CHENNAI: Varun* (30) and Sanjana* (29), IT professionals, have been married for the last six years. In the first year of marriage, they made the choice to not have children. “There are people who sulk about the job they do and yet work for the sake of the pay. But, Varun and I have always loved our jobs. When we got married, we were indecisive whether to have a child or not. But the first year gave us enough time to think about it and we decided to not have kids. We wanted to just focus on our careers and travel the world together. Having a child meant not having enough time to do that,” explains Sanjana.
Varun’s father enters the room, looks at us and makes a snide remark. “I hope Sanjana isn’t giving you any ideas,” he laughs mockingly and heads to his room. After taking a collective breath, we come back to the conversation. “Our parents haven’t been supportive of us being childless by choice. There’s just a lack of awareness and stigma about such a lifestyle. We are called ‘selfish’,” he shares.
Procreation is no more seen as the natural progression in a marriage, and the reasons for opting this path vary from couple to couple. From the desire to lead a Double Income, No Kids (DINK) life, environmental concerns, the pressure of protecting a child from social evils and an unsafe environment, economic insufficiency to uncertainty over the stability of a parenting relationship, the reasons are never-ending.
But, despite the changing norms, there are millennials who still choose to have a child only because of societal and family pressure, and the high value placed on parenthood. “I see them raise children for the sake of it. I don’t think it is fair to anyone involved in this process, especially the child,” Varun says.

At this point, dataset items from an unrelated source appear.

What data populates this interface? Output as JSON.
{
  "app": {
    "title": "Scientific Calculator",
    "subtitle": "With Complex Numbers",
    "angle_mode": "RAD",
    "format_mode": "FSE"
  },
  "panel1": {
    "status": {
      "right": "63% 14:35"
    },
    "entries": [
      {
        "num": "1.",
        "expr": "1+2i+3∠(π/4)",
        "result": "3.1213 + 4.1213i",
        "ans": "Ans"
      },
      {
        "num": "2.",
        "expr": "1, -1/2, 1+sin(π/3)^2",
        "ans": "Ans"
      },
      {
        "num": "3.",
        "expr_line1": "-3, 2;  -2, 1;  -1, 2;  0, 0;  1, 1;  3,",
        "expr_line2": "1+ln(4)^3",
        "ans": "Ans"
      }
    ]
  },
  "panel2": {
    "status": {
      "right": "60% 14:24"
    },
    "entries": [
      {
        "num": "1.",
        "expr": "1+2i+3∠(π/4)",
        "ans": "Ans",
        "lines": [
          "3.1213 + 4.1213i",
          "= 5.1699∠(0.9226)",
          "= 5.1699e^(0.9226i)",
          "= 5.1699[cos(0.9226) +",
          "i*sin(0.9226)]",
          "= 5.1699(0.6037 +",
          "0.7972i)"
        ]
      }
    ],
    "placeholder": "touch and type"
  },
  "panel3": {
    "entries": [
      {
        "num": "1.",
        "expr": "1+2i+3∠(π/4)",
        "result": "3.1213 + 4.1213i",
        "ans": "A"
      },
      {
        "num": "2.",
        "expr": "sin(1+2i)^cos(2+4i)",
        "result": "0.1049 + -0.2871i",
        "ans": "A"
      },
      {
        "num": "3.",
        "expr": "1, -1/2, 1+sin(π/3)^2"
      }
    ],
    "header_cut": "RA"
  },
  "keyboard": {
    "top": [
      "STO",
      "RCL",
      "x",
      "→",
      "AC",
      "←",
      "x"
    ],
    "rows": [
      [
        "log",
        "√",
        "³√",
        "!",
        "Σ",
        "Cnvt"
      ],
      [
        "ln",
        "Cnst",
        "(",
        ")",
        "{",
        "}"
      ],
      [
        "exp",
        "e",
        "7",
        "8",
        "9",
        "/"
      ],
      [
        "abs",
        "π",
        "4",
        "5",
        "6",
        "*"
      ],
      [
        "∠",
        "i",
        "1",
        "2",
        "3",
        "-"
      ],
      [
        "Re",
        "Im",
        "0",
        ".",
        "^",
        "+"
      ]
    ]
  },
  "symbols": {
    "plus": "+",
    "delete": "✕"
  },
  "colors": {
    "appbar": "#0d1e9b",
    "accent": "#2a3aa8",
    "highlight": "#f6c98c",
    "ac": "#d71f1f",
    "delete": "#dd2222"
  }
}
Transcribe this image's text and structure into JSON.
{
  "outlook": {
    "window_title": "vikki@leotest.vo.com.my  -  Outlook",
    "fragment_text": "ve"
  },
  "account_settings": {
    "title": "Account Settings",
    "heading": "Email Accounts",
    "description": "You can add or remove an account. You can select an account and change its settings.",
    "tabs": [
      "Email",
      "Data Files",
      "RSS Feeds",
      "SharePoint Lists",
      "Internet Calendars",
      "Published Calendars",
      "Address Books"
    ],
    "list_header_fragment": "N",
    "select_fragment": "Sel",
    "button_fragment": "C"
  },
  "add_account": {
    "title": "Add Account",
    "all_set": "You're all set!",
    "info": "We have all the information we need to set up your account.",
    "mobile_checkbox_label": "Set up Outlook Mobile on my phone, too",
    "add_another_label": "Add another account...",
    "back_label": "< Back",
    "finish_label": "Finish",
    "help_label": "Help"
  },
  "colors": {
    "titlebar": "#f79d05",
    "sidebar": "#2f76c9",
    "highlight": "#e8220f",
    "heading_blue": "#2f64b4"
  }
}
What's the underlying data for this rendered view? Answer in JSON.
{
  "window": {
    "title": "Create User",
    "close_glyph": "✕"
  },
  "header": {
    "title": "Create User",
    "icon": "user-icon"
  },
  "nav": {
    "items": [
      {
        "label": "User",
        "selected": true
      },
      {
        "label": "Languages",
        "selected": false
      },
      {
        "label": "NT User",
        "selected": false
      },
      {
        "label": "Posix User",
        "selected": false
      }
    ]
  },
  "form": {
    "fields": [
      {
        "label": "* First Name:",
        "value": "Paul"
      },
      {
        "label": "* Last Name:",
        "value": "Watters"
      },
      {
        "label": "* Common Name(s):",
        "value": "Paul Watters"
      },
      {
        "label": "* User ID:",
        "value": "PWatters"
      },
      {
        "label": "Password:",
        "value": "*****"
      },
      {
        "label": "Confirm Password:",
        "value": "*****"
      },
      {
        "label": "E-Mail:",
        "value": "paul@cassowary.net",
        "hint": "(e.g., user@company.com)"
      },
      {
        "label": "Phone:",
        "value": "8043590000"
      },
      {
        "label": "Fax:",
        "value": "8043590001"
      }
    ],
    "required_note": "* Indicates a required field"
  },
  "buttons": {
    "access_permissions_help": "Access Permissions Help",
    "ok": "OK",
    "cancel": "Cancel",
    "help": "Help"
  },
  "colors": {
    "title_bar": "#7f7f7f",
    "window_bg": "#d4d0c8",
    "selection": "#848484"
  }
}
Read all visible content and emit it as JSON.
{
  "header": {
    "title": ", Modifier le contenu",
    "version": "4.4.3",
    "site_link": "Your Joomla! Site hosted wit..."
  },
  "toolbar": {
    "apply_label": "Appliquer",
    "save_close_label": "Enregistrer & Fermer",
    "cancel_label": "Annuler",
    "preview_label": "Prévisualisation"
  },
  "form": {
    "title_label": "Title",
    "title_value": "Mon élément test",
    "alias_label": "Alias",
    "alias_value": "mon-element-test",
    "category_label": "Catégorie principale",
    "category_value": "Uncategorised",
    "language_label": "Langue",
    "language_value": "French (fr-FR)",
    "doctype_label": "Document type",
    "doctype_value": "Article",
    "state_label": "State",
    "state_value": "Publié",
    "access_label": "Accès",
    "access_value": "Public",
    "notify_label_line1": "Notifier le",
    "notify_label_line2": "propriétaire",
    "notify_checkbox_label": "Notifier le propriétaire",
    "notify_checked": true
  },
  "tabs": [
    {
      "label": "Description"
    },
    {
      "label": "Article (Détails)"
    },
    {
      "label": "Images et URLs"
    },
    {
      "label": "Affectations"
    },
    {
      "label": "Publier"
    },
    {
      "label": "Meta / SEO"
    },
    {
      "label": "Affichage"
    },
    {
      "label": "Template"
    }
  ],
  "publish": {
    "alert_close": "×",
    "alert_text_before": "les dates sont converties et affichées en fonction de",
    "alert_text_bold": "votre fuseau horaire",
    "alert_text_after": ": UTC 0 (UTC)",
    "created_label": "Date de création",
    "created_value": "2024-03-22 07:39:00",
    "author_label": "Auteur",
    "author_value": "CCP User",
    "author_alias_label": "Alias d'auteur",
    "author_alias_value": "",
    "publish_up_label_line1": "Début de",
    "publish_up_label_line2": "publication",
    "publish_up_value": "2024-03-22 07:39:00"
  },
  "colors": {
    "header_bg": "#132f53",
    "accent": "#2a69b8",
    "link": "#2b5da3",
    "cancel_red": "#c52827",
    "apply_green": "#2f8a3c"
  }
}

Rekha* and Subash*, travel consultant and engineer, recently celebrated their 10th year anniversary. For the couple, choosing voluntary childlessness has separated them from their families. “We have always been worried about raising a child in a world where there are so many crimes happening against them. From abuse to sexual assaults by perpetrators, some who are even family members. I cannot imagine having to live through that stress to protect the child. I appreciate and respect parents who do it,” says Subhash.
Initially, the duo’s parents thought it was a case of infertility and suggested them to take the opinion of a health expert. “We were aghast when everyone in the family started giving us advice on how to get pregnant. I was told that my biological clock was ticking. It took us a while to explain that we didn’t want to have a child because we simply didn’t want to! It didn’t go very well. We have moved to Chennai now and we visit our parents only once in a while. They think we are an embarrassment,” says Rekha, giving us a taste of societal attitude, stigma and shame that comes along with the decision.
But for a few, like entrepreneurs Sahana* and Madhan*, their family and friends have been supportive of the decision. “My reason was very personal. In my formative years, I was never able to spend time with my parents. They were always at work and occupied. There was a void in my life. When I got married to Madhan, who comes from a similar background, we took this decision. We are working professionals too and we didn’t want to commit the same mistakes as our parents. We didn’t want to alienate the child,” she shares.
When the couple announced their decision and the reason to their respective families, they were surprised by their response. “My mother broke down. She was upset that she wasn’t able to spend time with me when I was a child. They agreed that this was the right decision and said that they will support us if we ever decided to change our mind. Today, we are happy with our work, our freedom and also get to make up for the lost time with our parents,” she explains.
But there’s a looming question of old age, waning health and the possible loneliness that follows. “Retirement communities are slowly catching up. So, by the time our hair turns grey, I am sure we’ll have a place where we’ll be taken care of. Or, we could start a community for people like us and take care of ourselves. If all those people have children to make them happy and take care of them when they turn old, there wouldn’t be so many old age homes in the country, would it?” asks Madhan.